Building to Business Advisor
He started out in private practice, as a Securities Lawyer at a firm that worked on many initial public offerings (IPOs). “IPOs are exciting. It moves fast, and there’s a lot at stake. You have to navigate the regulatory side, the banking side, client expectations. It’s a lot of work and all-consuming, but very exciting,” Radcliffe said.
He then went out on this own as a sole practitioner. “In my youthful exuberance, I thought I could take a small stable of clients and do their work on my own, but I made the classic rookie mistake that a lot of small businesses, especially professionals, tend to make: I focused on the work and not on marketing and developing a pipeline of new business. When you’re on your own, there is no cushion.”
The failure was also a matter of bad timing. He started the business in late 2000, and after the dot-com bubble burst in early 2001, his client base quickly dried up.
While he was licking his wounds, an old mentor from Radcliffe’s law firm days, who had become the GC at a telecom company, offered him a job.
“I really had not explored or appreciated what it meant to be an in-house lawyer,” Radcliffe said. “I quickly learned that what in-house guys get to do is exactly why I went out on my own in the first place. You get to be a business adviser at a strategic level. It’s not just legalistic mechanics. You shape and drive the business. I was an immediate convert.”
Only Getting Better
The Tulsa-based company was called Williams Communications, and soon after Radcliffe joined it, the company filed for bankruptcy, restructured and emerged as WilTel; eventually it was acquired by Level 3.
“I’m not a bankruptcy lawyer, so this was unique in my experience,” Radcliffe said. “It was traumatic. We canceled the common stock, and those stockholders were my co-workers.

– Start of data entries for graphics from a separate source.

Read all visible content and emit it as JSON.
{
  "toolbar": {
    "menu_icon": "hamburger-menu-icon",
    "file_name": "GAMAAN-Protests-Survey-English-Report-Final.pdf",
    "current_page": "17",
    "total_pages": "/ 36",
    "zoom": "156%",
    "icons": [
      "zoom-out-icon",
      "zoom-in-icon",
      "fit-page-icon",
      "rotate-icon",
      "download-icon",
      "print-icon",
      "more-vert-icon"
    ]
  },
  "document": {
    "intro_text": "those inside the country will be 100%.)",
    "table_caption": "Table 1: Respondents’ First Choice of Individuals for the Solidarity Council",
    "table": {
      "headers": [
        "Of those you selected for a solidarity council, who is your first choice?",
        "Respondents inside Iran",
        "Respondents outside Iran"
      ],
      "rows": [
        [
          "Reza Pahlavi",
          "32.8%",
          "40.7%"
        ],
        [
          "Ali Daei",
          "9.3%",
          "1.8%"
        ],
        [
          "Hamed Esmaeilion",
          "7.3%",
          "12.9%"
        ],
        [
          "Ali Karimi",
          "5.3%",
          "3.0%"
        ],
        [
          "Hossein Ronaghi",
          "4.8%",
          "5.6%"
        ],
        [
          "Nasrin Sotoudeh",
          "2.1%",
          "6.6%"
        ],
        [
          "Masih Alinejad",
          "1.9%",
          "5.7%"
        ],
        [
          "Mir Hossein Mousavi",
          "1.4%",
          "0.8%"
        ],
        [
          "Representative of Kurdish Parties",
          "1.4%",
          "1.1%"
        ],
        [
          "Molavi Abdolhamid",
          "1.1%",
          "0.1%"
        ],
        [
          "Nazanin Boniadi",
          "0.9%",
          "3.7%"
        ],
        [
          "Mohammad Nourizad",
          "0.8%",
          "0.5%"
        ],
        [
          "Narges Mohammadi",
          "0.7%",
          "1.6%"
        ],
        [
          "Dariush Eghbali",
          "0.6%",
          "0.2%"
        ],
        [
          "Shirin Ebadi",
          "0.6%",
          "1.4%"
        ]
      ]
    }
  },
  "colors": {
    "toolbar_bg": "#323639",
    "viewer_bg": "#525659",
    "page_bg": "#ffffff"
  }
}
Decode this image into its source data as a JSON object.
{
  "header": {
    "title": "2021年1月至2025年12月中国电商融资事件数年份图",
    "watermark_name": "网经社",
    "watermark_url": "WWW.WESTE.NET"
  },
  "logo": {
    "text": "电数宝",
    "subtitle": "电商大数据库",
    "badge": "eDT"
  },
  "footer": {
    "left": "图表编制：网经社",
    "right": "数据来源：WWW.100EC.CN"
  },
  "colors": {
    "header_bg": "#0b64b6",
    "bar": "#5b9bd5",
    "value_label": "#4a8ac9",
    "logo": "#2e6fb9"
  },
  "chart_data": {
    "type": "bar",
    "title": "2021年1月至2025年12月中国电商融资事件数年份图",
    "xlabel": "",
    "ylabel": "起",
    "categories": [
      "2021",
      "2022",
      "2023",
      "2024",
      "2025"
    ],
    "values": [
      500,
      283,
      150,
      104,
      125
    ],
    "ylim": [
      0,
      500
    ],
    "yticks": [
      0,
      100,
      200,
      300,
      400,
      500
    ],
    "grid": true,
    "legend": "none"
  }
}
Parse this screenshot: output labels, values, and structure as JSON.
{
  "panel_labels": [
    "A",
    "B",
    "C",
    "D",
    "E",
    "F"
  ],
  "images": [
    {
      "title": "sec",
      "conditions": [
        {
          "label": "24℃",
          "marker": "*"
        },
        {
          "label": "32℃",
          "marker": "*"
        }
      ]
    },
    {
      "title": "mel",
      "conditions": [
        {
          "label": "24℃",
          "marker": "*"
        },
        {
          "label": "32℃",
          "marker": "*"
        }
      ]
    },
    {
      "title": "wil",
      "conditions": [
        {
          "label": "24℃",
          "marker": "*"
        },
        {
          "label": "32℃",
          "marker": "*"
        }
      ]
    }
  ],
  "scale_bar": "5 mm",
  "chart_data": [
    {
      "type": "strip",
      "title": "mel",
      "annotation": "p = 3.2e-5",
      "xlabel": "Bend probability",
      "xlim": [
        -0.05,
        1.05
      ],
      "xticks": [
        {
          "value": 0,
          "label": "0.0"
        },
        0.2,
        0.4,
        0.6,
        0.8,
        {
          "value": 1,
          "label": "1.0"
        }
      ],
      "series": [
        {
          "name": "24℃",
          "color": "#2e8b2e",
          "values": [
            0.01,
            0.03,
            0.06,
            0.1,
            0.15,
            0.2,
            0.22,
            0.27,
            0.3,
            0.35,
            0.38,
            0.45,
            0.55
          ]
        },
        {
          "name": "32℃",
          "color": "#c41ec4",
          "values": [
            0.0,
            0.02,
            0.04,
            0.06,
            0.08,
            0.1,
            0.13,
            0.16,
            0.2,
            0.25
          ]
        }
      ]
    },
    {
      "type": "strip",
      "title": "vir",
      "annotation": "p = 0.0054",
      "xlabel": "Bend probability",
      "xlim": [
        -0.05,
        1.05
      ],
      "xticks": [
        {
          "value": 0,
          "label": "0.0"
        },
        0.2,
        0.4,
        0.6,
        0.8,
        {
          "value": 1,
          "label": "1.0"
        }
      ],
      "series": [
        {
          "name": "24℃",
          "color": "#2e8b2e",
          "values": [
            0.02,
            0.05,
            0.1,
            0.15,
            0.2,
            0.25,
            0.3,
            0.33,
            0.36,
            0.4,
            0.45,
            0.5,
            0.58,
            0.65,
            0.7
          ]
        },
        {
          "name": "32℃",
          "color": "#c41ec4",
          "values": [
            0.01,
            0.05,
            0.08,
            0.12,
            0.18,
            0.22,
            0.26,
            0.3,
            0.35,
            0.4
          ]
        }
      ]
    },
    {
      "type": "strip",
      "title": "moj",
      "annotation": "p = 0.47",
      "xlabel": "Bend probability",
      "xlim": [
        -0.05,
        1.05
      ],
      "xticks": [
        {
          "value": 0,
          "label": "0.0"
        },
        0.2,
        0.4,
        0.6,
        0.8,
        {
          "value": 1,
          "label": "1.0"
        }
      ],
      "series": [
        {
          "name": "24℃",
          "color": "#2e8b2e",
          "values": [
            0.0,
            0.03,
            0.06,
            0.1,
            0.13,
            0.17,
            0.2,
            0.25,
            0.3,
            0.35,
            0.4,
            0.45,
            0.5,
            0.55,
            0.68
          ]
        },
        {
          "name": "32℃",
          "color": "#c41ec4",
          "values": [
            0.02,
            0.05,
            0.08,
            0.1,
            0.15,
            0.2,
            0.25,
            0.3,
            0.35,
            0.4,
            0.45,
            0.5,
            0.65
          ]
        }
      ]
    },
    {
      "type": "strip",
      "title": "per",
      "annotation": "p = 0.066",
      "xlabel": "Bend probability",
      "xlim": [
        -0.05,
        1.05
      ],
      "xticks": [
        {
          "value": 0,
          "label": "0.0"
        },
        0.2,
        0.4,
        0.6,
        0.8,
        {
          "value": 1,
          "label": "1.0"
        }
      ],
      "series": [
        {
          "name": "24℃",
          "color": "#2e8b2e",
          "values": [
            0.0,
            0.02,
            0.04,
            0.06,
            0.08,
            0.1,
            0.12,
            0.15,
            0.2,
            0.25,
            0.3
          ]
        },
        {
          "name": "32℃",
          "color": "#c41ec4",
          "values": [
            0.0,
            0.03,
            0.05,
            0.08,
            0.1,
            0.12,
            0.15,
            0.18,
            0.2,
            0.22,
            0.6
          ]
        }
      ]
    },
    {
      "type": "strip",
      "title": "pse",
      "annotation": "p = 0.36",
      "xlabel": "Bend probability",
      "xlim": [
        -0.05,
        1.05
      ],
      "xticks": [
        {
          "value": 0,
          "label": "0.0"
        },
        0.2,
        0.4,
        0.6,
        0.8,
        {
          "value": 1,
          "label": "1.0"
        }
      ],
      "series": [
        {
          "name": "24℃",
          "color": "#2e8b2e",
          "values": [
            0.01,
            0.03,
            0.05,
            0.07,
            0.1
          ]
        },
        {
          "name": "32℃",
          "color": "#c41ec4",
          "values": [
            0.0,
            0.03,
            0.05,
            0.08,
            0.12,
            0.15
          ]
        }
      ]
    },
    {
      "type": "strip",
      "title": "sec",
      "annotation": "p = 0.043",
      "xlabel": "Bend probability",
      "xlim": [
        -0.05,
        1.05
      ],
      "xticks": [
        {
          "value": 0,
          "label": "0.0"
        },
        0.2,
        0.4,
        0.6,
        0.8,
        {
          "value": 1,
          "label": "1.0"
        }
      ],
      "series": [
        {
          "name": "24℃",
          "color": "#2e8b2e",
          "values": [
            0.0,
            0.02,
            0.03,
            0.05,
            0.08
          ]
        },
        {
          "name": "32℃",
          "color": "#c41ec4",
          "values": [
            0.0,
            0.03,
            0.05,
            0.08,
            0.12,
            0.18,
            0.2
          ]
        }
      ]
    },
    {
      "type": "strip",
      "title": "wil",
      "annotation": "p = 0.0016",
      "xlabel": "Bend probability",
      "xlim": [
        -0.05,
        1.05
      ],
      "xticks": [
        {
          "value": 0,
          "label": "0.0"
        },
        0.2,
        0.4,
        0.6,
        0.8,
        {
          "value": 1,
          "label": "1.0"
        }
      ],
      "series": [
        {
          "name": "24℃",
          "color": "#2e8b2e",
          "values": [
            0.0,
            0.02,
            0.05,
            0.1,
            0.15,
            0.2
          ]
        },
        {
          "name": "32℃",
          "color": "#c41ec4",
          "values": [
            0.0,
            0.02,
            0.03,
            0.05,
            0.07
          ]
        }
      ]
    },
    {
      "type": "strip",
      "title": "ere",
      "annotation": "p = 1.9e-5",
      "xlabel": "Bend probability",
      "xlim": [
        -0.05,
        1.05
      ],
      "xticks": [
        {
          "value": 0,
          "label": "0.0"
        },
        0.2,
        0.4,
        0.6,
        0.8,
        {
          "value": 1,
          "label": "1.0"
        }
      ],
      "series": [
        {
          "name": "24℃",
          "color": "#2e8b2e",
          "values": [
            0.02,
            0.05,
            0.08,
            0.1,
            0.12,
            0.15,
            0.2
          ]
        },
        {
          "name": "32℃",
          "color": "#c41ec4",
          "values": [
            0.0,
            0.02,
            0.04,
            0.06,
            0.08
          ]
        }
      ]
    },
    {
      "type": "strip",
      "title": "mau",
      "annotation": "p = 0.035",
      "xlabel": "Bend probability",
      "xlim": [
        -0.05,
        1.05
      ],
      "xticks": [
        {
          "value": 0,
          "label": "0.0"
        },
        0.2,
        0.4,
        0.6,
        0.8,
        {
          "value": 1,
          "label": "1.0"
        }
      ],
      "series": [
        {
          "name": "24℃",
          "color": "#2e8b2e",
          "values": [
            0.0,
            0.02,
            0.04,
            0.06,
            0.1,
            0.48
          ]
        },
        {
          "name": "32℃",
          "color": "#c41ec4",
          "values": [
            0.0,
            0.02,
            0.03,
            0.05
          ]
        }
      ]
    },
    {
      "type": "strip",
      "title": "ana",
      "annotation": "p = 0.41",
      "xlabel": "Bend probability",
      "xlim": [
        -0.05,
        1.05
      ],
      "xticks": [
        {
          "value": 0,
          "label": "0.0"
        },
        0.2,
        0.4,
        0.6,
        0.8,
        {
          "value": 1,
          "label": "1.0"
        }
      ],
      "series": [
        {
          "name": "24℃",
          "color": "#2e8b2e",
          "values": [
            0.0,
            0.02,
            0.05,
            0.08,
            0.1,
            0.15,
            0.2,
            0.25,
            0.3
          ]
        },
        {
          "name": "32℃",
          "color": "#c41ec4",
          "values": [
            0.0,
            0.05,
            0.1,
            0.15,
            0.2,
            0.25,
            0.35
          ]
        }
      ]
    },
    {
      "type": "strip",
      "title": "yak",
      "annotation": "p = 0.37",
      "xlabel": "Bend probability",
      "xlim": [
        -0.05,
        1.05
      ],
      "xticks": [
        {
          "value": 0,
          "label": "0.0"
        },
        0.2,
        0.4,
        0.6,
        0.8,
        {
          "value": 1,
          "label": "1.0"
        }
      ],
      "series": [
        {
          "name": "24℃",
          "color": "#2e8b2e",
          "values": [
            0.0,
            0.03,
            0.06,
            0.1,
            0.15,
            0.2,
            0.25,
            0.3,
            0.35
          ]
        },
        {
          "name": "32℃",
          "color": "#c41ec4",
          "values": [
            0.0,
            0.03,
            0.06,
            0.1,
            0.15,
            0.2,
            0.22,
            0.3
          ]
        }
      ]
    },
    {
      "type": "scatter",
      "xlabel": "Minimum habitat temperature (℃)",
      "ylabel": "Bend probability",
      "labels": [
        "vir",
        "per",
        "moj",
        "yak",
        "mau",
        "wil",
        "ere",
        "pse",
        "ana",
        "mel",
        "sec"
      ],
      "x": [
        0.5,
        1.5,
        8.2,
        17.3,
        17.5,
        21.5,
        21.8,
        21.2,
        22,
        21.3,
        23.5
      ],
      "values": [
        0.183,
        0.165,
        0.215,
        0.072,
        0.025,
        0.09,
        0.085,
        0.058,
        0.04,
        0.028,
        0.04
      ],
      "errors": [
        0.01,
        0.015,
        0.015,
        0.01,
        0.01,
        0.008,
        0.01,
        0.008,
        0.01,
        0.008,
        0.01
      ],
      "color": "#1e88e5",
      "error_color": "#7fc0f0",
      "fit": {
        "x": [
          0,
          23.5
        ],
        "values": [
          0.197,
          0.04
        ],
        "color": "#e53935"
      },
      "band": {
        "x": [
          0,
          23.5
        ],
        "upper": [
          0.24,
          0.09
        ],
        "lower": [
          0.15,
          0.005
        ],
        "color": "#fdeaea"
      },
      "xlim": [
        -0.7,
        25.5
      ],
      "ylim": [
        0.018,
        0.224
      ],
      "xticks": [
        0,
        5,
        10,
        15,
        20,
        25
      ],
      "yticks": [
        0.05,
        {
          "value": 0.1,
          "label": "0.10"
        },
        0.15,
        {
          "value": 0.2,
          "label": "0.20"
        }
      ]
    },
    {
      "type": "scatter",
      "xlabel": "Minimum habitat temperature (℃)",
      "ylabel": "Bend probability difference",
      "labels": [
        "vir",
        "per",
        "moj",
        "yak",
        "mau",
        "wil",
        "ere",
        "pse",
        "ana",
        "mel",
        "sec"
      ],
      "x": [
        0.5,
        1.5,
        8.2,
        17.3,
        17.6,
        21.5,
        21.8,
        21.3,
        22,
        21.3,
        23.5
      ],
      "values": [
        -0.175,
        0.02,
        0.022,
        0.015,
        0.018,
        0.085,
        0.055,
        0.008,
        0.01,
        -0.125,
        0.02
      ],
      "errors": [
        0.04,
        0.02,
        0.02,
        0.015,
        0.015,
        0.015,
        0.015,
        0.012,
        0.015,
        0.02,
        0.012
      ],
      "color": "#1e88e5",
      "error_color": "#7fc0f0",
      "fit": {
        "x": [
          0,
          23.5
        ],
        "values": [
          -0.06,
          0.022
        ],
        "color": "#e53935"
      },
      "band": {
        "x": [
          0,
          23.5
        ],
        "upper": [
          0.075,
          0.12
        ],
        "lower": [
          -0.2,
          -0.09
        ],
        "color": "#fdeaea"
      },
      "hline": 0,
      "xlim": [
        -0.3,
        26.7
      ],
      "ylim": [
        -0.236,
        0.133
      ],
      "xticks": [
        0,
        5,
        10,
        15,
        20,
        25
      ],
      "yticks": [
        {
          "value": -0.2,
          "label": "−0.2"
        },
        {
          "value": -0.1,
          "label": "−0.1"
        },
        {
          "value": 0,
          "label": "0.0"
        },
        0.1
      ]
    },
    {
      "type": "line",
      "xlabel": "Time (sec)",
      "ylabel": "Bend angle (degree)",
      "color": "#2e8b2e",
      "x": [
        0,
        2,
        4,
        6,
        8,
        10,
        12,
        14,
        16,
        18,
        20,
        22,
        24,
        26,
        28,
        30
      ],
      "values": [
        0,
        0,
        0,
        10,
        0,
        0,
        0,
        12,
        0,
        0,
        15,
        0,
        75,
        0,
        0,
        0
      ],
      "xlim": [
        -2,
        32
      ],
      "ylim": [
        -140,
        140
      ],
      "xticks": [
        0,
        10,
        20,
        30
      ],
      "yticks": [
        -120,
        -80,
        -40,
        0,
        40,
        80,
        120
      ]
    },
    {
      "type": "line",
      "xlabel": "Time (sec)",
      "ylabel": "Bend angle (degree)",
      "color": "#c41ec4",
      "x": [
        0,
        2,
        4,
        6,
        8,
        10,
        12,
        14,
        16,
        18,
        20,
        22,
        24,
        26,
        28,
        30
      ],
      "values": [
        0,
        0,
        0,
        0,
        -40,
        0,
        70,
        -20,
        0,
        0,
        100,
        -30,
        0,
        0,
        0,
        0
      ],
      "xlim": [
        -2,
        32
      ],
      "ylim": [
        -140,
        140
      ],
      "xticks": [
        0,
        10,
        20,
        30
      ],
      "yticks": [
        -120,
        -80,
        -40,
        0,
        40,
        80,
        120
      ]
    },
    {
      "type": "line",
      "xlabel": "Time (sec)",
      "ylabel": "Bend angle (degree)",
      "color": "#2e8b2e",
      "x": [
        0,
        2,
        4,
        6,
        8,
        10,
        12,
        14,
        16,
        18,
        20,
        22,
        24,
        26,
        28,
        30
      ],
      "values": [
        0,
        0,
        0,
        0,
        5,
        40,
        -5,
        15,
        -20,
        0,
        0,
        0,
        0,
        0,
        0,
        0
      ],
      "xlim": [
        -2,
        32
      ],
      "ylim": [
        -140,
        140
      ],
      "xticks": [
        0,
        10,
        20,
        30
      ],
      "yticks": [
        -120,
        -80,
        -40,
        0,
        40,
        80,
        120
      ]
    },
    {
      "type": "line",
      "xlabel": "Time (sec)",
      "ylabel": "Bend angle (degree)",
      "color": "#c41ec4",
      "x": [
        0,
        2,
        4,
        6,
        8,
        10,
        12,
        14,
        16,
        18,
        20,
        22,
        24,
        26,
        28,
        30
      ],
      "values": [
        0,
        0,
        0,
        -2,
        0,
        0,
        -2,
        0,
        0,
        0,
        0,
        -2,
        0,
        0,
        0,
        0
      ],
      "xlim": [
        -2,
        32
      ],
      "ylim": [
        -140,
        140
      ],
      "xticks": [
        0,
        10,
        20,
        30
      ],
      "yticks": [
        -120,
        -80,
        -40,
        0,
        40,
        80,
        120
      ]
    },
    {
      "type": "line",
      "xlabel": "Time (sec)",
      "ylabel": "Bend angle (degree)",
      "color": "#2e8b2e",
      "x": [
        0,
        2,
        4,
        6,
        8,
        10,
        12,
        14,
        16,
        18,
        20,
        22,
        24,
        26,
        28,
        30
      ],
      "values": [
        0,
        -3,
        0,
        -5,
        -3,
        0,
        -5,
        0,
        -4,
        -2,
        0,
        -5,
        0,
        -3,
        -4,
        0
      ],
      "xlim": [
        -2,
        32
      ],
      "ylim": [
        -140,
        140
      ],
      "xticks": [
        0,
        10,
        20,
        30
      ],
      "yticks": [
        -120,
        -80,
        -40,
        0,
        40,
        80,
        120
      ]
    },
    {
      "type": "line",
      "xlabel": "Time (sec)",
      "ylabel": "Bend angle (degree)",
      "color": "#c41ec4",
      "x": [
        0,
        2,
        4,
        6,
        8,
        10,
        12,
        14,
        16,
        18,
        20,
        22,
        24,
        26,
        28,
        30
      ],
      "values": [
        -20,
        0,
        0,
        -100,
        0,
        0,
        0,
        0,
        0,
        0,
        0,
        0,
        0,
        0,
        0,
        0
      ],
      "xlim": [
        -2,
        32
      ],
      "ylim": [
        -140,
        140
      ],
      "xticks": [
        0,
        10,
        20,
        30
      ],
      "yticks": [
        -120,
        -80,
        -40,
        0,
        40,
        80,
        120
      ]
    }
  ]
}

But I came away from that intense 10-month process a better lawyer and a better business advisor.”
In 2004, Radcliffe returned to his wheelhouse when he was recruited to IHS, a Colorado-based business information provider, to work on its IPO that occurred the following year.
He’s now been at Ciber for one year and has revamped the Legal Department in that time, assembling a five-person team (two Assistant GCs, a Contract Manager, an Executive Administrator and a Compliance Officer) and implementing a scalable, rather than linear, approach to processing contracts—a model he says is relatively unique and better for the business.
When contract volume increases, he explained, overflow usually gets sent to outside firms, which tend to be expensive and don’t have the business perspective of in-house counsel.
“They look at it strictly legally, and boy, they’re going to chase every comma and provision and mark it up to death,” Radcliffe said, “but at the end of the day, to satisfy your business purpose, you need to do maybe half that.”
So Radcliffe recruited a number of experienced former in-house lawyers to handle overflow as independent contractors.
“Because they are former in-house attorneys themselves, because we’ve all been trained on this philosophy of good business judgment and pragmatic legal work, they know how to think like strategic partners of the company and not just lawyers, and they are able to process contracts more efficiently and with a mind toward the actual business purpose.”
Importantly, the model also frees up Radcliffe and his team to focus on the work they all really like to do—supporting the company’s various departments as business advisors.
Jennifer Hopfinger is a freelance writer based in Chicago, Illinois.